Für den VDD ist die Zusammenarbeit auf europäischer und internationaler Ebene ein essenzieller Bestandteil der Verbandsarbeit. Es geht um die Fortentwicklung, Vergleichbarkeit und internationale Anschlussfähigkeit des Berufes, den permanenten Austausch neuer wissenschaftlicher Erkenntnisse, die Entwicklung einheitlicher Standards sowie deren Umsetzung in die Praxis. Im Mittelpunkt stehen die Qualität der Arbeit und das Patientenwohl.

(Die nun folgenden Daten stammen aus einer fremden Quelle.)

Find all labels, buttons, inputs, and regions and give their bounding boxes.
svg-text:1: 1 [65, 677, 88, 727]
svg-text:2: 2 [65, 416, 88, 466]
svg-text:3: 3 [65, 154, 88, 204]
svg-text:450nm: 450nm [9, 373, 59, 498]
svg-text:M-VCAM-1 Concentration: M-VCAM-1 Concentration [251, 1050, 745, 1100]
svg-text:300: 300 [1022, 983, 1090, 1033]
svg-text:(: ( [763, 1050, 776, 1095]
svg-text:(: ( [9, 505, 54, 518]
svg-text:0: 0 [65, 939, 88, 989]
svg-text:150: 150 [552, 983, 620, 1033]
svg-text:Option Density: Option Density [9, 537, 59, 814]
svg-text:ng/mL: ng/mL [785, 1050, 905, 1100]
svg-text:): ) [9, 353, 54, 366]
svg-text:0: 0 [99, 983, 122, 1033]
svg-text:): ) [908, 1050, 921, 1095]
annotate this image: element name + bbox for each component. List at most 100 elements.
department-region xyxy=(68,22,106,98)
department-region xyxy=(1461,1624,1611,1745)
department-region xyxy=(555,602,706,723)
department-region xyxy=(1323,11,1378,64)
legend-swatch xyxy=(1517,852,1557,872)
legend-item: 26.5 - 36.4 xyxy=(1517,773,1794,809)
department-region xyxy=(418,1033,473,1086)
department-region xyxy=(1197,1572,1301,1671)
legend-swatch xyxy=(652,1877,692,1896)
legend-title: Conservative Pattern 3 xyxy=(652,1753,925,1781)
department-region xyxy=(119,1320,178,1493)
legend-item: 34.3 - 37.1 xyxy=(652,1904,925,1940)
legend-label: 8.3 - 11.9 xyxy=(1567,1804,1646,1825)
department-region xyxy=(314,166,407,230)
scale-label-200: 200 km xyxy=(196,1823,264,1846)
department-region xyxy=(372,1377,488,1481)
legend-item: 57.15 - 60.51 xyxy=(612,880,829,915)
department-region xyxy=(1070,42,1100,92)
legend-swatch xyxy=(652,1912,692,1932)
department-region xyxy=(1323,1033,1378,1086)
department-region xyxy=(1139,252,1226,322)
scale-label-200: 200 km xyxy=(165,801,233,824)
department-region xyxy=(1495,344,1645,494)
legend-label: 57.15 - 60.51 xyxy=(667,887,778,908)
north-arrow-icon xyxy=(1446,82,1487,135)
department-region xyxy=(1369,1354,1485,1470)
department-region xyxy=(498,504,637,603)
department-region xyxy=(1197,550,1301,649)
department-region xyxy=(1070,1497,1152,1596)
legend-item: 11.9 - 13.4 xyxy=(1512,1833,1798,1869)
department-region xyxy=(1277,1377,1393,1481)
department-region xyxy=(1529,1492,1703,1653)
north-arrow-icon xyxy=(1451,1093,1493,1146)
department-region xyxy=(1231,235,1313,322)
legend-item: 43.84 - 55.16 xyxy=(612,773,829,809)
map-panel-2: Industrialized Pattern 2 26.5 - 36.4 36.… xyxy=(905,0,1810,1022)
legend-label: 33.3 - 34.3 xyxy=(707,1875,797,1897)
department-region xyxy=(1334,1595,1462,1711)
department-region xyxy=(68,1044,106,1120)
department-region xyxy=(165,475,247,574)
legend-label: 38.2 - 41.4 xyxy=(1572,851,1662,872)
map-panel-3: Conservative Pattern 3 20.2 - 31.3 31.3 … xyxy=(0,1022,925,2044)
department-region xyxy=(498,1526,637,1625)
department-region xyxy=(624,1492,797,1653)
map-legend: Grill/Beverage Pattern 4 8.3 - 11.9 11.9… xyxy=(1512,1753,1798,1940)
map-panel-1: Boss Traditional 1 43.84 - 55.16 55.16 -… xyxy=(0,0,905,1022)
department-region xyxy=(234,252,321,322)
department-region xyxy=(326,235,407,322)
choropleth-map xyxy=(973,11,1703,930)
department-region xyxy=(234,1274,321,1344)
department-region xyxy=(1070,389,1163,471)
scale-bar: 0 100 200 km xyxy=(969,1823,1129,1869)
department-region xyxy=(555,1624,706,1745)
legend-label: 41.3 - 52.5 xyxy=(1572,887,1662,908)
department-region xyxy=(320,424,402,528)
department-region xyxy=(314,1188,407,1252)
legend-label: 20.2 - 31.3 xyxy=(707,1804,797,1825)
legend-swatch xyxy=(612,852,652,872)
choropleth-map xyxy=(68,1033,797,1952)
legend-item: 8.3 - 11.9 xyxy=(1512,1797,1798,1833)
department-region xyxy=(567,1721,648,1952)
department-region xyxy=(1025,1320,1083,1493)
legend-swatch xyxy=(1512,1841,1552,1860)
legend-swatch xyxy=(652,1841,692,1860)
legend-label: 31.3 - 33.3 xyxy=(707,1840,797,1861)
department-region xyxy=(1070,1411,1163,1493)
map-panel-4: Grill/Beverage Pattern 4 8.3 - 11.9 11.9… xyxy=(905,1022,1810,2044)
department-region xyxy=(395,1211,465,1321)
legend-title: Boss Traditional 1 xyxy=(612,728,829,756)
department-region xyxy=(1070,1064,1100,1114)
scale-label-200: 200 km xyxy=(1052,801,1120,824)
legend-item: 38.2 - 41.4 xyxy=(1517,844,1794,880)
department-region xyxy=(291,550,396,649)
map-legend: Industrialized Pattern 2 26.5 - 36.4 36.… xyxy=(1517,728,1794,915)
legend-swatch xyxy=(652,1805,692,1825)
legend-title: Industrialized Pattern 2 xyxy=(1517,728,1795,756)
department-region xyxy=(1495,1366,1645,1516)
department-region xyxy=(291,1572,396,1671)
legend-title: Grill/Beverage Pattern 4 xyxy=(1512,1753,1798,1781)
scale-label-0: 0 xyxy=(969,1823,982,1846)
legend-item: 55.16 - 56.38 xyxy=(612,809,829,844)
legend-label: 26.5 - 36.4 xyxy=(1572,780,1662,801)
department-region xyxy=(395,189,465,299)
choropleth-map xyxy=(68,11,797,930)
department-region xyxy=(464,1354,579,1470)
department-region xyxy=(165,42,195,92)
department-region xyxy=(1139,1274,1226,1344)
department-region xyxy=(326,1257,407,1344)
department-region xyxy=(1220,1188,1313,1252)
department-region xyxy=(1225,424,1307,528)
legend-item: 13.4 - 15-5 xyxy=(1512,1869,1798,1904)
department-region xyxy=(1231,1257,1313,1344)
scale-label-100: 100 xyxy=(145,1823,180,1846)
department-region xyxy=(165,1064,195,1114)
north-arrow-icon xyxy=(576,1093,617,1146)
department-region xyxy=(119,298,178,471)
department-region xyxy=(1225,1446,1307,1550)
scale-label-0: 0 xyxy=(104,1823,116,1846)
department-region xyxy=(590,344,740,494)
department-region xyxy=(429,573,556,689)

Die internationale Vernetzung hat im VDD eine lange Tradition. Als „Vereinigung staatlich anerkannter Diätassistentinnen und Ernährungsberaterinnen Deutschlands“ 1957 gegründet, wurde der VDD relativ schnell nach seiner Gründung auch international aktiv.

  • So wurde die Vereinigung 1961 offizielles Mitglied des „International Commitee of Dietetics“, der heutigen International Confederation of Dietetic Associations (ICDA).

  • 1972 gründete der VDD zudem zusammen mit 7 weiteren Länder das Comittee of the Dietetic Associations of the European Countries (C.A.D.E.C.), welches später in der 1978 gegründeten European Federation of the Associations of Dietitians (EFAD) aufging.

  • Von Beginn an ist der VDD im Executive Committee (EC) vertreten. Er stellte zeitweise die Präsidentin, später auch verschiedene Schatzmeister. Derzeit ist Dr. Daniel Buchholz EC-Mitglied.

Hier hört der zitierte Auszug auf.